Content was along these lines:

"Most of us have to work. We all know people with a more passive approach to life, and they usually have people to wait on and take care of them. I never had that - I might like to try it, but I'm not good-looking or rich enough to find someone to support me. I picture myself flipping hamburgers. I cannot understand Mary's sitting listening to Jesus, so I leave it to your own meditation. Let us just hope that, in heaven, Martha gets to rest while Mary does the work."

I come from a Franciscan background, and, if Francis' gift for contemplation is undeniable, nonetheless the Order is one where constant work (whether 'in the vineyard,' because of demands of the house or neighbourhood, or for no reason other than that superiors fear a moment unoccupied might lead the underlings to idle and useless talk) is the norm. I'm an anomaly in being an intellectual Franciscan. Bonaventure, Anthony of Padua, and John Dun Scotus notwithstanding, the intellectual sorts are an embarrassment. It is stressed that Bonaventure was cooking when he received his cardinal's hat, and that Anthony was so unprepossessing that no one even knew he was a priest until there was a situation where one was immediately needed.

I was an avid Martha for many years, I must add (and, like many Franciscans, unfortunately neglected my intellectual development in the process.) Adjusting to the life of 'a Mary' is difficult. A part of me cherishes the life - the other teases that it has no value and is mere indulgence. I alternate between gratitude, even awe, that I could be privileged to have intimicy with Christ and serve his Church in a hidden but special manner - and the knowledge that 99% of people, including the clergy, well might hope that Mary is flipping burgers in heaven while Martha gets a rest. (Calvinist influence, undoubtedly... I have papers on that topic, which I shall be happy to photocopy for anyone interested.)

The life of the contemplative is not, and never was, understood. The mystics of whom I have written on my site had to live with the doubt, questioning, uncomfortableness, to which I have made reference on this entry. They were valued, in an era when purgatory seemed to loom, as intercessors, but I doubt too many people saw them as anything except puzzling, totally dependent oddities. (Essays on those from the 4th century who really were parasites seeking exemption from taxes or the military also are available on request...) The 14th century "Rule for Anchoresses" gives the impression, considering how much its author cautions against this, that the solitaries were thought of, if at all, as ready ears for village gossip.

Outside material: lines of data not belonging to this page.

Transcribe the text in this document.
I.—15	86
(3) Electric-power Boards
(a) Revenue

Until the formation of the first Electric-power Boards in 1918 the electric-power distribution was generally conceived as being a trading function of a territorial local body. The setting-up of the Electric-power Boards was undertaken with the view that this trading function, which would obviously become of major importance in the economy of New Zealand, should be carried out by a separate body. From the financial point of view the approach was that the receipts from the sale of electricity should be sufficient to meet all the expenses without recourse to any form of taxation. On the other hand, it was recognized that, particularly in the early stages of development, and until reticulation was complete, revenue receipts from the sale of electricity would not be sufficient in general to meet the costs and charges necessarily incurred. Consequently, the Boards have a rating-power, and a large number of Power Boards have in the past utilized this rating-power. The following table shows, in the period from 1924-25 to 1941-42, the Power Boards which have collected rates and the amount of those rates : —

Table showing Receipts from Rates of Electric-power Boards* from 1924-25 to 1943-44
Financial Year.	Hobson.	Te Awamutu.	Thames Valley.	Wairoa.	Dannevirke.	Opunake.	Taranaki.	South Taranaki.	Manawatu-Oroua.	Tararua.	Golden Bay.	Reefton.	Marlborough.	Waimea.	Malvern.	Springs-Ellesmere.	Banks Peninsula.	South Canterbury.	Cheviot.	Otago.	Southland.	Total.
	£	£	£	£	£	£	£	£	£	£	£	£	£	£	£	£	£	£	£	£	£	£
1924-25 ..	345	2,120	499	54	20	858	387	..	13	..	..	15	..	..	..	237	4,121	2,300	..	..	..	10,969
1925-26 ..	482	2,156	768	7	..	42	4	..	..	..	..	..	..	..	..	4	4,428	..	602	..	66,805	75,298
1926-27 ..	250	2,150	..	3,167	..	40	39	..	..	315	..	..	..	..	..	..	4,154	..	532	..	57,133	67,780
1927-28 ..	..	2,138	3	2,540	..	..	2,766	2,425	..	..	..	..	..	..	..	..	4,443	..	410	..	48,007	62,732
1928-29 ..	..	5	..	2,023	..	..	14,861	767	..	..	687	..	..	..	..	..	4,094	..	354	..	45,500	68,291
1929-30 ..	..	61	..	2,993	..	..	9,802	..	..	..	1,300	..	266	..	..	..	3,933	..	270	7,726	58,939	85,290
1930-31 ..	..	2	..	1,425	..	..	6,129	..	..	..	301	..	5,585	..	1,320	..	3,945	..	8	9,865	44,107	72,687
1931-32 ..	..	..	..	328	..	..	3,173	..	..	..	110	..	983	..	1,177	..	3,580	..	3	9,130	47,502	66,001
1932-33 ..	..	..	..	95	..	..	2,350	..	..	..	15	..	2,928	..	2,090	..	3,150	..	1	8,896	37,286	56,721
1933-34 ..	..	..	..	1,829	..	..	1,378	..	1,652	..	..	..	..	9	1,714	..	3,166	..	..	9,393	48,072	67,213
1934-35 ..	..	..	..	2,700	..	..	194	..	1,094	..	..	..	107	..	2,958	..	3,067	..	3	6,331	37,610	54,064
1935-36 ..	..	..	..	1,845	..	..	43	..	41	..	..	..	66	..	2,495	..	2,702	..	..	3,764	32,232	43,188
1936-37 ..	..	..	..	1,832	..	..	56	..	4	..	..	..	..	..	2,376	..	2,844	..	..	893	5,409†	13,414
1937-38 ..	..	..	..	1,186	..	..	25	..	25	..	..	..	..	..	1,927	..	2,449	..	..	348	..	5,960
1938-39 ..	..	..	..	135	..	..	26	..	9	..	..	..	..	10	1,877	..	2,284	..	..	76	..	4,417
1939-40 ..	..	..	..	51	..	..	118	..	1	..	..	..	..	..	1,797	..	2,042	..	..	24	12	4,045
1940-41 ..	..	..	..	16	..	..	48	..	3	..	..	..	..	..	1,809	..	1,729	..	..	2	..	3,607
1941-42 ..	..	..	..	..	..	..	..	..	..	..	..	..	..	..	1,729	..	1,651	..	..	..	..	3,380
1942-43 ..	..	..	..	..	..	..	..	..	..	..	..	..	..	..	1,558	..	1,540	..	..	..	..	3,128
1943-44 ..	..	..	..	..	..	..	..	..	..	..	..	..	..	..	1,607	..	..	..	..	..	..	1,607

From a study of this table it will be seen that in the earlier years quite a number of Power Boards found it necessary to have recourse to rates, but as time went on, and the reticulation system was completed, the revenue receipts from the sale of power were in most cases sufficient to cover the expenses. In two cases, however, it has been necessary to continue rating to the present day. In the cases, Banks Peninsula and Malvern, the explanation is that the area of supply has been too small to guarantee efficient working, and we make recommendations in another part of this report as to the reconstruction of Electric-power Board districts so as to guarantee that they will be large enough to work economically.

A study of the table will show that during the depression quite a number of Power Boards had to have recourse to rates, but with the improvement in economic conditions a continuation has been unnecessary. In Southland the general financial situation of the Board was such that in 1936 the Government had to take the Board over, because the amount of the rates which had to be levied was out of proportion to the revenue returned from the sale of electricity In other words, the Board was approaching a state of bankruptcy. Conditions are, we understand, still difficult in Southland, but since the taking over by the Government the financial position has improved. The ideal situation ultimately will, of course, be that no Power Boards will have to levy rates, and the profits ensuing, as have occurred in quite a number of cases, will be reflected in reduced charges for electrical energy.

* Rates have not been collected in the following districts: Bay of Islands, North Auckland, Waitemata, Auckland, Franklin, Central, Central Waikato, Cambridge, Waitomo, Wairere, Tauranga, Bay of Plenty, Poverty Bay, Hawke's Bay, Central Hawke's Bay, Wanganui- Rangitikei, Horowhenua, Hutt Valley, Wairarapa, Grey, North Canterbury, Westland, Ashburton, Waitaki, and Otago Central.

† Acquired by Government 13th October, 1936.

Martha would see Jesus raise Lazarus from the dead, and would confess that He was the Christ - she cannot be seen as having a lack of inspiration or openness to same, and one cannot be much more intimate with Jesus than having him as a dinner companion. Martha well may have provided at least a part of the support for the Son of Man who had no place to rest his head. Yet she herself could not see the 'best part' which Mary had chosen.

So, through the centuries, the Marys of this world shall inspire a frown. If recognition of this ever troubles me, I shall laugh at the memory of this new image: Mary flipping the hamburgers, Martha finally not troubled and anxious.